Of course, this idea would actually carry over to Sam Raimi’s trilogy of “Spider-Man” films, with Tobey Maguire’s webs coming from his wrists instead of web-shooters. But outside of that, it doesn’t seem like Cameron’s tonal ideas carried over into Raimi’s uber-colorful, often silly film series. 

“I wanted to make something that had a kind of gritty reality to it,” he added. “Superheroes in general always came off as kind of fanciful to me, and I wanted to do something that would have been more in the vein of ‘Terminator’ and ‘Aliens,’ that you buy into the reality right away. So you’re in a real-world, you’re not in some mythical Gotham City. Or Superman and the Daily Planet and all that sort of thing, where it always felt very kind of metaphorical and fairytale-like. I wanted it to be: It’s New York. It’s now. A guy gets bitten by a spider. He turns into this kid with these powers, and he has this fantasy of being Spider-Man, and he makes this suit, and it’s terrible, and then he has to improve the suit, and his big problem is the damn suit. Things like that. I wanted to ground it in reality and ground it in universal human experience. I think it would have been a fun film to make.”

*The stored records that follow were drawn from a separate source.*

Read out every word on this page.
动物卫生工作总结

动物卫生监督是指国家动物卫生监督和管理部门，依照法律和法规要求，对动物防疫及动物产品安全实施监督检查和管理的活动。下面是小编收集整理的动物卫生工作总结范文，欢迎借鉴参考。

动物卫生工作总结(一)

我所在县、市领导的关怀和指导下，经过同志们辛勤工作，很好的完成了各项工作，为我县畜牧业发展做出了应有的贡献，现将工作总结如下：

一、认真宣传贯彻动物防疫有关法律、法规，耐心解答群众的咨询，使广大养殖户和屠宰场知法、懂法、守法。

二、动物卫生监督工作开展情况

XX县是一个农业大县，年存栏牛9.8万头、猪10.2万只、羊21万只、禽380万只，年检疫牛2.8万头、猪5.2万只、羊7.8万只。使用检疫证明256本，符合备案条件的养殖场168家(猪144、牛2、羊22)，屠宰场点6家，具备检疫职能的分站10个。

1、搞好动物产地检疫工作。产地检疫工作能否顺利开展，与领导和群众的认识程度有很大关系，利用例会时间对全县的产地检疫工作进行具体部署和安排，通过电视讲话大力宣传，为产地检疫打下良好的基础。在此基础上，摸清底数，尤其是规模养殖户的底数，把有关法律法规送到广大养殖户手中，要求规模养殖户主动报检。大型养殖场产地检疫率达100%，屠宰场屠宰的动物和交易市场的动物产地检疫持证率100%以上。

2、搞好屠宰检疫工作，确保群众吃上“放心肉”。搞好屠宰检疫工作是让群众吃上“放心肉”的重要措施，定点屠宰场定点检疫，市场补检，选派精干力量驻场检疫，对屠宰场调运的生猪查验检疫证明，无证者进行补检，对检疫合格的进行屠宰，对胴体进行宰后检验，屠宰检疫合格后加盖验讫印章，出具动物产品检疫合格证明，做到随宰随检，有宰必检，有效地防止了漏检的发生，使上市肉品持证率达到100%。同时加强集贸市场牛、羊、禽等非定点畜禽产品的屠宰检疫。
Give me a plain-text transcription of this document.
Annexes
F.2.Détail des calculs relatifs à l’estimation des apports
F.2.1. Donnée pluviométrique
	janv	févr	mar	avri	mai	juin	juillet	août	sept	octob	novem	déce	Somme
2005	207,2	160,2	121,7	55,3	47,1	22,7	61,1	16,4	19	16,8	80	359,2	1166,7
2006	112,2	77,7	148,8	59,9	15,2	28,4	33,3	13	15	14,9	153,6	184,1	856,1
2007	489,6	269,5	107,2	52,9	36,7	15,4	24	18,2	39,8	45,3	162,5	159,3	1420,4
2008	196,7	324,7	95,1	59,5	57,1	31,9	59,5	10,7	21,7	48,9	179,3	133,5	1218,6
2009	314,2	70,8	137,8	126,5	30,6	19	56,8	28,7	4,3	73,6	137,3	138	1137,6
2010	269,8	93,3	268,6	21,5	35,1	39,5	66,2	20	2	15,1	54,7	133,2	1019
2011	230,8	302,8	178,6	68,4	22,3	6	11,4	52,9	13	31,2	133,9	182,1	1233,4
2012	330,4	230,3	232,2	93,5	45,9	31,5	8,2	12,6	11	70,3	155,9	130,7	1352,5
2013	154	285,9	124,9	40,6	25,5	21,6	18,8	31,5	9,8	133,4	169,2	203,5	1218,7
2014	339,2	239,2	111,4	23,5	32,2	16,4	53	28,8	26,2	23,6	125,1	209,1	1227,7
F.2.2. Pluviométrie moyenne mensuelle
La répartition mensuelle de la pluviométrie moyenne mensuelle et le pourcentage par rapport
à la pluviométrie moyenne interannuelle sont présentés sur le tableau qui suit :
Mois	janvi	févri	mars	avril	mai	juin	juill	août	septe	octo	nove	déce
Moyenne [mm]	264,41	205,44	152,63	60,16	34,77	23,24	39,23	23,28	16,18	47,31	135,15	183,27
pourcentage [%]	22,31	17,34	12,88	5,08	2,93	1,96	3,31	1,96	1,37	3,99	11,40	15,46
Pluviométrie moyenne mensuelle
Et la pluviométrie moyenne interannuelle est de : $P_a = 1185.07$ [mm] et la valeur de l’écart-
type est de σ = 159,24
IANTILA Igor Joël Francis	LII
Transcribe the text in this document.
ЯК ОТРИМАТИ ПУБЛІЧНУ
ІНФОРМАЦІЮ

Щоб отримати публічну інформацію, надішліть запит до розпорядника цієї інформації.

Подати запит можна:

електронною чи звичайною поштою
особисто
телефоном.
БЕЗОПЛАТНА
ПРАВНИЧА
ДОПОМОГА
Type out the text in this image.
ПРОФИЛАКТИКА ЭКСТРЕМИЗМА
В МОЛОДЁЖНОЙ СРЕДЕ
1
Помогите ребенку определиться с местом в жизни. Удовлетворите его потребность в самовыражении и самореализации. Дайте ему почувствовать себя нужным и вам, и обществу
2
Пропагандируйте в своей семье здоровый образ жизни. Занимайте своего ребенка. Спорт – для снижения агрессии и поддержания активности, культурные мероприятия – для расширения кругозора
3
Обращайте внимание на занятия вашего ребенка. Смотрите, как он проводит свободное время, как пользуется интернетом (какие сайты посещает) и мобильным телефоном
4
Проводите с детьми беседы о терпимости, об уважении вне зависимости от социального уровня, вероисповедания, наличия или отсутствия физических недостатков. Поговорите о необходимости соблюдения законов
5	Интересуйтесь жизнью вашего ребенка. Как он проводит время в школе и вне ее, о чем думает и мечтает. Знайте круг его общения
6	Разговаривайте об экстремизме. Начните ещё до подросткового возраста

As mentioned, eventually, the project fell apart due to the studio not wanting to spend the money to secure the film rights to “Spider-Man.” And the situation taught Cameron a valuable lesson.

“I made a decision after ‘Titanic’ to just kind of move on and do my own things and not labor in the house of others’ IP,” he explained. “So I think [‘Spider-Man’ not coming together] was probably the kick in the ass that I needed to just go make my own stuff.”

And the rest, as they say, is history.